For additional information on interest expense, see note 8, “Borrowings,” to the Consolidated Financial Statements.
Debt-to-Equity
The debt-to-equity ratio as reported in the following table is the ratio of total debt to total member’s interest.
| | | | | |
| | At June 30, | | At December 31, |
|
|
| 2020 |
| 2019 | |
Debt-to-equity ratio* |
| 8.9 | x | 9.0 | x |
* | The debt-to-equity ratio is calculated by dividing the total amount of debt outstanding by the total amount of member’s interest in the company at the end of the reporting period presented. |
The company’s debt-to-equity ratio was 8.9 to 1 at June 30, 2020, as compared to the debt-to-equity ratio of 9 to 1 at December 31, 2019. Total member’s interest of $2,343 million declined by $342 million, or 12.8 percent, while total debt of $20,865 million, decreased by $3,230 million, or 13.4 percent. The debt-to-equity ratio may vary based on several factors, including differences between management’s expectations and actual results of operations.
Looking Forward
In 2017, IBM Global Financing’s legal entity structure was reorganized globally to consolidate Client Financing and Commercial Financing under IBM Credit which drives operational benefits. The company has access to the short- and long-term debt markets as an issuer in the capital markets and as a borrower from IBM. In 2020, the company made distributions to IBM of $411 million. The company will continue to target a debt-to-equity ratio of 9 to 1. The company’s actual debt-to-equity ratio may vary based on several factors, including differences between management’s expectations and actual results of operations. The future amount of total debt and contributions from and distributions to IBM may vary as the company continues to manage leverage to the targeted debt-to-equity ratio. Absent other funding alternatives, a protracted period where the company or IBM could not access the capital markets would likely lead to a slowdown in originations. Financing originations, which determine the asset base of the company’s annuity-like business, are also dependent upon the demand for IT products and services as well as client participation rates.

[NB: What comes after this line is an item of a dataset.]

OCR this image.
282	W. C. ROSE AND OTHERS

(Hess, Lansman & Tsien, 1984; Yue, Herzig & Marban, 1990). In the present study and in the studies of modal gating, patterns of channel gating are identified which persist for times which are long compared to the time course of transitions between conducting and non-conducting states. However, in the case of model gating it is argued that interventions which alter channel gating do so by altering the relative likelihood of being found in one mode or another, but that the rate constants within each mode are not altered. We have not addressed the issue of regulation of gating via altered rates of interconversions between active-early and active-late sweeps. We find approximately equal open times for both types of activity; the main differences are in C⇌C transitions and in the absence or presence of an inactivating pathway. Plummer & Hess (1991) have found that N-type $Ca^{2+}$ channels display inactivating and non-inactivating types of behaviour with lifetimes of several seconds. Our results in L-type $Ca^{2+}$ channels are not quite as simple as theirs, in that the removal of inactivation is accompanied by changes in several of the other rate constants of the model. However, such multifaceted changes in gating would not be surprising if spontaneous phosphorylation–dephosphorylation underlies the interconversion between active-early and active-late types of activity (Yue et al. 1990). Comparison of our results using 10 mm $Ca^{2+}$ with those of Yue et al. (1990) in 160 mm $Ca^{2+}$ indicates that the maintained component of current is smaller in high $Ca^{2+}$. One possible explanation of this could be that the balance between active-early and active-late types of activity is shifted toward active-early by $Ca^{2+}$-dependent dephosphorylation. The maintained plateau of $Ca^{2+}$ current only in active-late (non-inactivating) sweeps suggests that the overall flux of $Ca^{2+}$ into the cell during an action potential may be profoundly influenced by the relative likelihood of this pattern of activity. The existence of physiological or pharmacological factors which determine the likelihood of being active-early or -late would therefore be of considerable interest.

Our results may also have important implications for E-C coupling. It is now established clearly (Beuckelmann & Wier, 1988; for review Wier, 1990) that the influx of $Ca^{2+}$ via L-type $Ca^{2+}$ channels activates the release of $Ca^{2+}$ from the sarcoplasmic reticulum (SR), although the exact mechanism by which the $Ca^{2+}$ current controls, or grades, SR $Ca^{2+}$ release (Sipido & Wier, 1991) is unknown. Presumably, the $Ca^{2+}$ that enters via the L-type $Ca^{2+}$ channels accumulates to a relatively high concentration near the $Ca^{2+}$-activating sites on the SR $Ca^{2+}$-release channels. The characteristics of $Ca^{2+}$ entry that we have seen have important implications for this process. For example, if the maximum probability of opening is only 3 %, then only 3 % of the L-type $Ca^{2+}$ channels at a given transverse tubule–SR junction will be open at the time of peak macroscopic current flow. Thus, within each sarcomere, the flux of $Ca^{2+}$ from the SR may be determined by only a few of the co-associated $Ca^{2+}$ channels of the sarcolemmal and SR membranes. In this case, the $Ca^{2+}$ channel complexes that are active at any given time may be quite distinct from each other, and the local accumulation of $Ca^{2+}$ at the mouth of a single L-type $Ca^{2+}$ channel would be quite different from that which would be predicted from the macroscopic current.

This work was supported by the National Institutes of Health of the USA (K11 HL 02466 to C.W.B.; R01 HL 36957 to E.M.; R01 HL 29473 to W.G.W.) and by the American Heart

The company’s financial position provides flexibility and funding capacity which enables the company to be well positioned in the current environment. As a captive finance company, the company’s financing assets result primarily from the financing of IBM products and services. Substantially all of the company’s financing assets are IT-related, which provide a stable base of business. The company’s financing offerings are competitive and available to clients as a result of factors including the company’s borrowing cost, financing incentive programs and access to the capital markets.
In 2019, the company wound down the OEM IT portion of its Commercial Financing operations and continues to provide differentiated end-to-end financing solutions, including commercial financing in support of IBM partner relationships.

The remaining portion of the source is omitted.